The prolific shale formation that has made people rich in South Texas doesn’t stop at the Rio Grande, as U.S. maps seem to indicate.
“The geology doesn’t change when you cross that little 20-foot-deep river,” says Brandon Seale, president of San Antonio-based Howard Energy. “What goes on 10,000 feet under the river is the exact same.”
The geology continues on into northern Mexico, part of the vast, undeveloped oil and gas fields that are estimated to contain some of the largest reserves in the world.
In December 2013, Mexico changed its constitution, ending the 75-year monopoly of the state oil company, Pemex, and opening up its oil and gas fields to foreign investment.
But excitement over the decision was short-lived. Crude prices have dropped by half since the summer, and investors are more realistic about the cost and challenges of exploring these unproven fields.
So far, only about 20 wells have been drilled in what’s called the Burgos Basin, which underlies portions of northern Tamaulipas, Nuevo Leon and Coahuila states.
Last month, 300 people filled a hotel meeting room in San Antonio for the Mexico Shale Summit. They wanted to find out when and if northern Mexico would ever look like South Texas — where frack trucks roar down highways and derricks light up the night.
“You have to be excited about it because for an oilman, it’s like being in Texas in 1920,” Seale says. “There’s so much down there under the earth left to be developed.”
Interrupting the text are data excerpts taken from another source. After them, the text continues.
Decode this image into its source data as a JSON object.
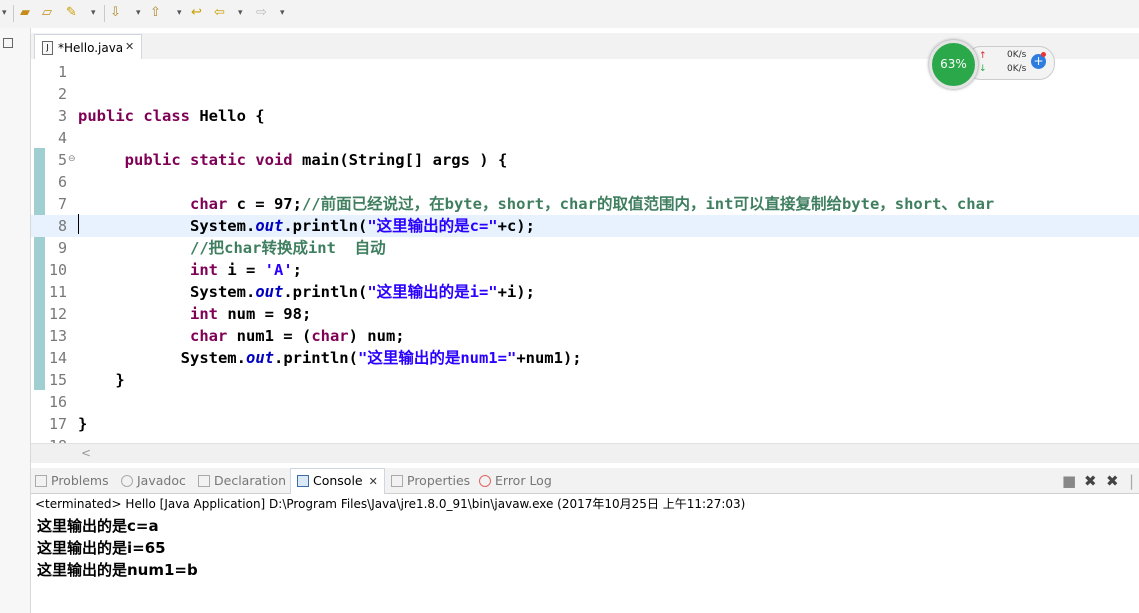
{
  "editor": {
    "tab_title": "*Hello.java",
    "tab_close": "✕",
    "lines": [
      {
        "n": "1",
        "html": ""
      },
      {
        "n": "2",
        "html": ""
      },
      {
        "n": "3",
        "html": "<span class=\"kw\">public class</span> Hello {"
      },
      {
        "n": "4",
        "html": ""
      },
      {
        "n": "5",
        "html": "     <span class=\"kw\">public static void</span> main(String[] args ) {"
      },
      {
        "n": "6",
        "html": ""
      },
      {
        "n": "7",
        "html": "            <span class=\"kw\">char</span> c = 97;<span class=\"cmt\">//前面已经说过，在byte，short，char的取值范围内，int可以直接复制给byte，short、char</span>"
      },
      {
        "n": "8",
        "html": "            System.<span class=\"fld\">out</span>.println(<span class=\"str\">\"这里输出的是c=\"</span>+c);"
      },
      {
        "n": "9",
        "html": "            <span class=\"cmt\">//把char转换成int  自动</span>"
      },
      {
        "n": "10",
        "html": "            <span class=\"kw\">int</span> i = <span class=\"str\">'A'</span>;"
      },
      {
        "n": "11",
        "html": "            System.<span class=\"fld\">out</span>.println(<span class=\"str\">\"这里输出的是i=\"</span>+i);"
      },
      {
        "n": "12",
        "html": "            <span class=\"kw\">int</span> num = 98;"
      },
      {
        "n": "13",
        "html": "            <span class=\"kw\">char</span> num1 = (<span class=\"kw\">char</span>) num;"
      },
      {
        "n": "14",
        "html": "           System.<span class=\"fld\">out</span>.println(<span class=\"str\">\"这里输出的是num1=\"</span>+num1);"
      },
      {
        "n": "15",
        "html": "    }"
      },
      {
        "n": "16",
        "html": ""
      },
      {
        "n": "17",
        "html": "}"
      }
    ],
    "partial_line_number": "18",
    "scroll_left_arrow": "<"
  },
  "widget": {
    "percent": "63%",
    "upload_rate": "0K/s",
    "download_rate": "0K/s",
    "up_arrow": "↑",
    "down_arrow": "↓",
    "plus": "+"
  },
  "console": {
    "tabs": [
      {
        "label": "Problems",
        "active": false
      },
      {
        "label": "Javadoc",
        "active": false
      },
      {
        "label": "Declaration",
        "active": false
      },
      {
        "label": "Console",
        "active": true
      },
      {
        "label": "Properties",
        "active": false
      },
      {
        "label": "Error Log",
        "active": false
      }
    ],
    "status": "<terminated> Hello [Java Application] D:\\Program Files\\Java\\jre1.8.0_91\\bin\\javaw.exe (2017年10月25日 上午11:27:03)",
    "output": [
      "这里输出的是c=a",
      "这里输出的是i=65",
      "这里输出的是num1=b"
    ]
  }
}
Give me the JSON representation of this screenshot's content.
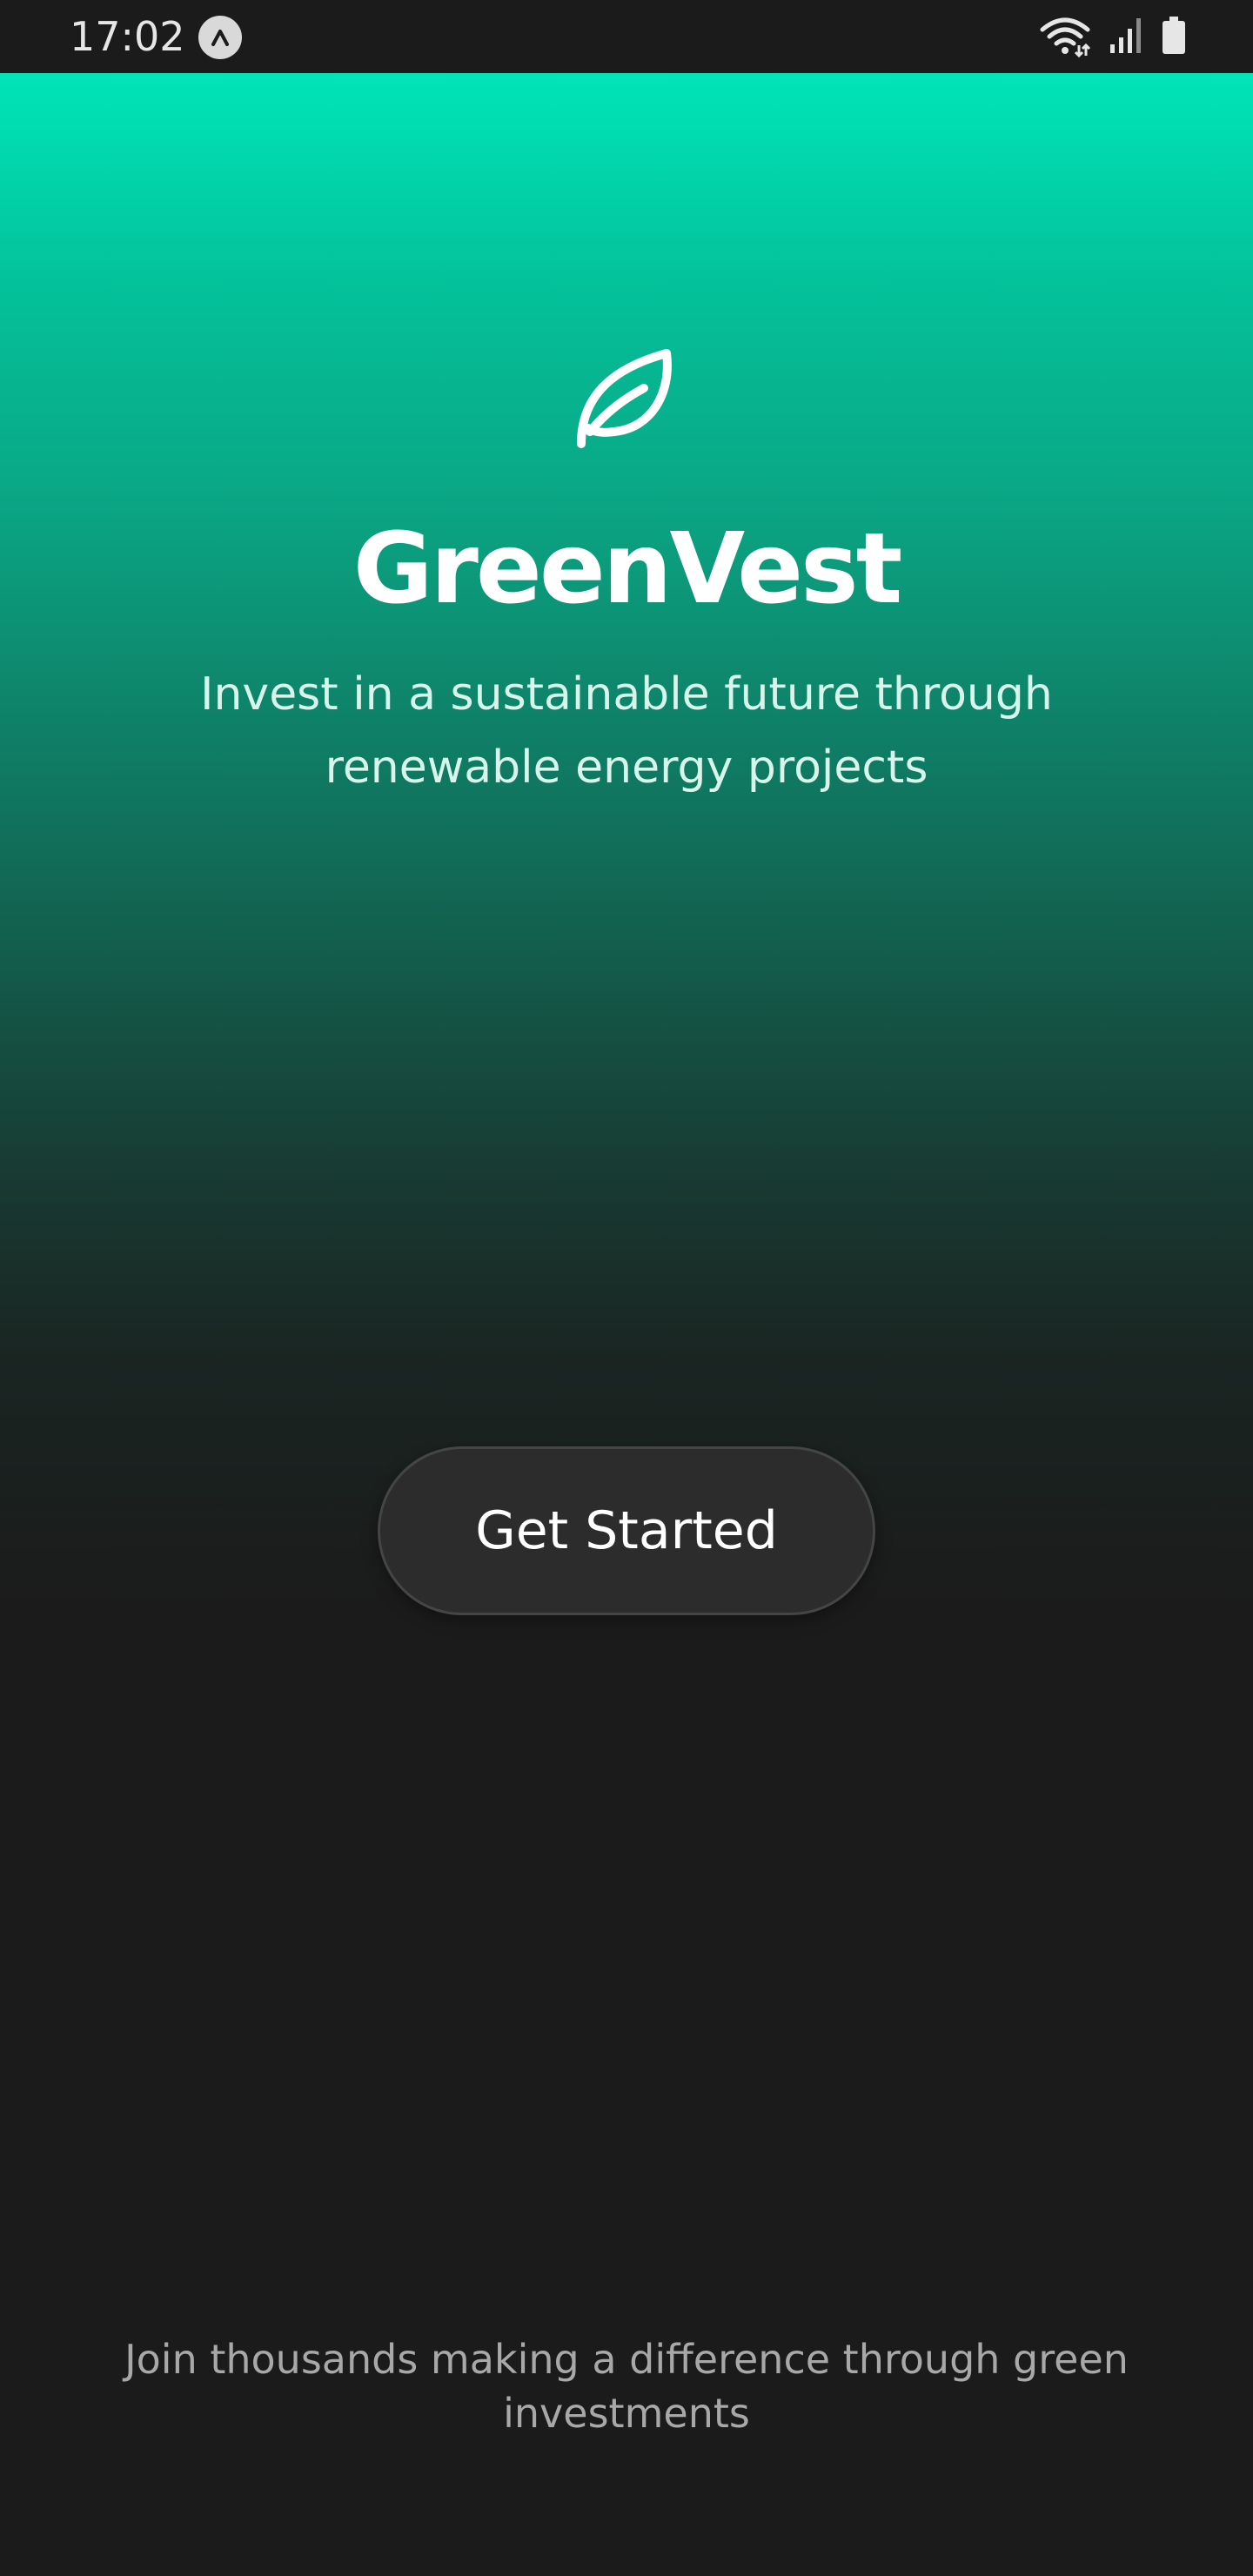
{
  "status_bar": {
    "time": "17:02",
    "app_icon": "arrow-up-notification-icon",
    "icons": [
      "wifi-icon",
      "signal-icon",
      "battery-icon"
    ]
  },
  "hero": {
    "logo_icon": "leaf-icon",
    "title": "GreenVest",
    "subtitle": "Invest in a sustainable future through renewable energy projects",
    "gradient_top_color": "#00e5b8",
    "gradient_bottom_color": "#1b1b1b"
  },
  "cta": {
    "label": "Get Started"
  },
  "footer": {
    "text": "Join thousands making a difference through green investments"
  },
  "colors": {
    "background": "#1b1b1b",
    "accent": "#00e5b8",
    "button_bg": "#2c2c2c"
  }
}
The hydrocarbons are down there; extracting them is the challenge, says Duncan Wood, director of the Mexico Institute at the Woodrow Wilson Center, a think tank in Washington.
“You’ve got amazing geology, we know that. The risk that is below the surface is quantifiable,” Wood says. “But it’s when you get above ground it gets more interesting and more complicated.”
The above-ground complications start with water scarcity. Fracking uses tremendous amounts of water — and the shale formation is in a particularly arid zone of Mexico.
Another headache is the lack of a pipeline infrastructure to gather the natural gas and send it to market.
And then there’s security. The Burgos Basin sits smack-dab in the backyard of Mexico’s murderous drug mafias. Along the border in Tamaulipas, gun battles, kidnapping and carjacking have become commonplace. What’s more, fuel pirates tap pipelines and hijack tankers with impunity.
Seale remembers what it was like when the company he used to work for fracked its first well in Coahuila five years ago.
“We had an employee find a Molotov cocktail under her husband’s car one night. We had one guy carjacked at grenade-launcher point,” he says. “It’s a real challenge you have to face, it affects the ability to attract good personnel to the border. But it’s something they can operate around.”
Mexico estimates it will need more than 40,000 new wells to develop its virgin shale fields, with each well costing $10 million to $20 million. Pemex, the Mexican state oil company, can’t afford to drill these horizontal, water-fractured wells, but Mexico desperately needs to boost its declining oil production. That’s why the country is trying to attract private investors.
The government knows the oil business and the narcotics business don’t mix well.
“We are aware of that. We cannot deny there are areas that have a high risk,” says Edgar Rangel, a commissioner at Mexico’s National Hydrocarbon Commission, which is managing the new oil and gas provinces.
Rangel says that in the first round of bidding, the agency decided to exclude blocks in the north where drug violence is rampant.
“We’re selecting only areas where Pemex and other companies can work safely,” he says.
Those safe areas are, for the moment, farther south where the cartels are not as dangerous, and in offshore shallow waters of the Gulf.
Mexico’s unexploited shale beds are enticingly big, and they’re close to the U.S. But with oil prices low, it makes more sense for energy companies to keep working north of the border, says Wood of the Woodrow Wilson Center.
“Are we going to see a massive wave of foreign investment going into shale in the short term?” he says. “I don’t think so.”
But when oil prices rebound, interest in Mexico will pick up — and the Burgos Basin boom may finally take off.